Cheap quartz clocks in computers and some USB ADCs especially are prone to slightly changing their rates depending on temperature. So the sample rates can differ relative to each other.
The clock drifts. Something needs to count those seconds. Even when the drift is small, phasing distortions become pretty obvious on lengthy recordings.
There's some interesting work going on in the AES to support synchronised audio over wide area networks, either through better recovery of PTP clocks distributed through WANs or using PTP with GNSS.
Maybe actual clock differences? Not sure if that's the case, but in audio engineering, a separate clock may be used to keep all devices involved in-sync (many pro-level audio devices have a "clock" input for this very reason).

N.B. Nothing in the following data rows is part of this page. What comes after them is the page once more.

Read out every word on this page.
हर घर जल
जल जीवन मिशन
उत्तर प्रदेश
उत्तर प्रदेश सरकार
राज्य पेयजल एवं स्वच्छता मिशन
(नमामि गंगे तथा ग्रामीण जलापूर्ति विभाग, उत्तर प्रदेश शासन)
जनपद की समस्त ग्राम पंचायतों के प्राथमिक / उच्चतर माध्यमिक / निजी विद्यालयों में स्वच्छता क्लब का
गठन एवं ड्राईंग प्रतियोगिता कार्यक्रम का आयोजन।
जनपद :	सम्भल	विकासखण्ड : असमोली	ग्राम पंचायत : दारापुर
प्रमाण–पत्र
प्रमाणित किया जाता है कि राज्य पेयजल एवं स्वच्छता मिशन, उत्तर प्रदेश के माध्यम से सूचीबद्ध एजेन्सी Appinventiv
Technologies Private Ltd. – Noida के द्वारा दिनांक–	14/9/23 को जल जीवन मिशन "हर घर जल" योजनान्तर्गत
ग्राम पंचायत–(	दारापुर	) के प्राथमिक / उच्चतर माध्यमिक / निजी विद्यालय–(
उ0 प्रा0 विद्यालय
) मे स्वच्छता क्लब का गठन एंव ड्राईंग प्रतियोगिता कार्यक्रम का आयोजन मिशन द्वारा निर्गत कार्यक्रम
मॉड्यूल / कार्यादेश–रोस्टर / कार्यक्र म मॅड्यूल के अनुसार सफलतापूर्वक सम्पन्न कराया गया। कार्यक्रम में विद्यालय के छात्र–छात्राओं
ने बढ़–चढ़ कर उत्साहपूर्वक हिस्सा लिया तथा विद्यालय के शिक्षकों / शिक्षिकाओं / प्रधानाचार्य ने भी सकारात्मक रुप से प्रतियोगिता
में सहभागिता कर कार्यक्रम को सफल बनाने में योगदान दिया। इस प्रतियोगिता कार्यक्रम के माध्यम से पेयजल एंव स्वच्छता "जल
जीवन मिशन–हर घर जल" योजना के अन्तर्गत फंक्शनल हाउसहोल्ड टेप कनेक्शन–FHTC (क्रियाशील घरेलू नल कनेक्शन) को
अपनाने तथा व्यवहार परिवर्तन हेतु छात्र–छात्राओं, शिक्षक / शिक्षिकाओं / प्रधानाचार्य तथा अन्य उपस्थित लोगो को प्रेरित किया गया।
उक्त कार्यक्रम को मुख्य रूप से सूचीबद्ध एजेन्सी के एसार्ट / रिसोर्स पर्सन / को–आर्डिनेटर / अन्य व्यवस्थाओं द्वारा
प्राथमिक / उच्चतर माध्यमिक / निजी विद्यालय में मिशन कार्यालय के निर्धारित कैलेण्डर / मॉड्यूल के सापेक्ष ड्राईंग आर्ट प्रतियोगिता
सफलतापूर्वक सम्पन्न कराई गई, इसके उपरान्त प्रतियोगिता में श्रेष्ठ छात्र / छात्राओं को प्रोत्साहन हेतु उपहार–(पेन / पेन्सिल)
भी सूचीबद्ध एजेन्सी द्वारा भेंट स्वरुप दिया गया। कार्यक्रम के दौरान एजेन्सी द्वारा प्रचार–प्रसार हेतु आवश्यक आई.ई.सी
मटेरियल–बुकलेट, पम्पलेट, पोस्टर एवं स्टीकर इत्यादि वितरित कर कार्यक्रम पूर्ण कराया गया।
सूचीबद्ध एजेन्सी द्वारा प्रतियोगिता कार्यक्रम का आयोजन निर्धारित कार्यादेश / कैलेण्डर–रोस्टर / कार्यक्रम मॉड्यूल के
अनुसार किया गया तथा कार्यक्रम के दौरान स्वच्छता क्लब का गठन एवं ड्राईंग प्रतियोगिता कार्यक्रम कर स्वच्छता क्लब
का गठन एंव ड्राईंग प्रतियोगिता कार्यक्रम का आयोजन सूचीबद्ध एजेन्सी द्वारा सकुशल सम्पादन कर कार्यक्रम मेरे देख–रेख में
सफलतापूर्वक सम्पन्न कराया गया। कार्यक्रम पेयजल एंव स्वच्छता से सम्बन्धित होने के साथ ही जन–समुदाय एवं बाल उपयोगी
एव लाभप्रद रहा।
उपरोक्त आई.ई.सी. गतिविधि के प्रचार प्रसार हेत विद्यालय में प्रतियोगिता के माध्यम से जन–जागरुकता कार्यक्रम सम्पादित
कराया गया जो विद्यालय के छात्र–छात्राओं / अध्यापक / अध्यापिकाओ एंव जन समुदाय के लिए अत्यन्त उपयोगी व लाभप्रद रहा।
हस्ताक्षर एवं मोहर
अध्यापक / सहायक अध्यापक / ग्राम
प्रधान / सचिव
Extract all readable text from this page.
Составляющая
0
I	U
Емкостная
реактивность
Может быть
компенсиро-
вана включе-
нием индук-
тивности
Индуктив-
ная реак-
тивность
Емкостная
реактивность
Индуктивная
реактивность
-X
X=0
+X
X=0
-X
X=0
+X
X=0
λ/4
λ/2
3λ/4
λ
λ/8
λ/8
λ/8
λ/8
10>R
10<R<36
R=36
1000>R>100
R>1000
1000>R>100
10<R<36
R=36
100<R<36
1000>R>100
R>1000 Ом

In RF engineering, it's typical to have all of your equipment referencing the same 10MHz clock (or a 1 pulse per second or IRIG-B). If I don't have a GPS receiver or a rubidium source, then I'll just pick the newest, most expensive piece of equipment with a built-in reference clock and fan it out to the rest of the equipment on the bench. Some portable spectrum analyzers have built-in GPS receivers so even out in the field you know you have a good reference.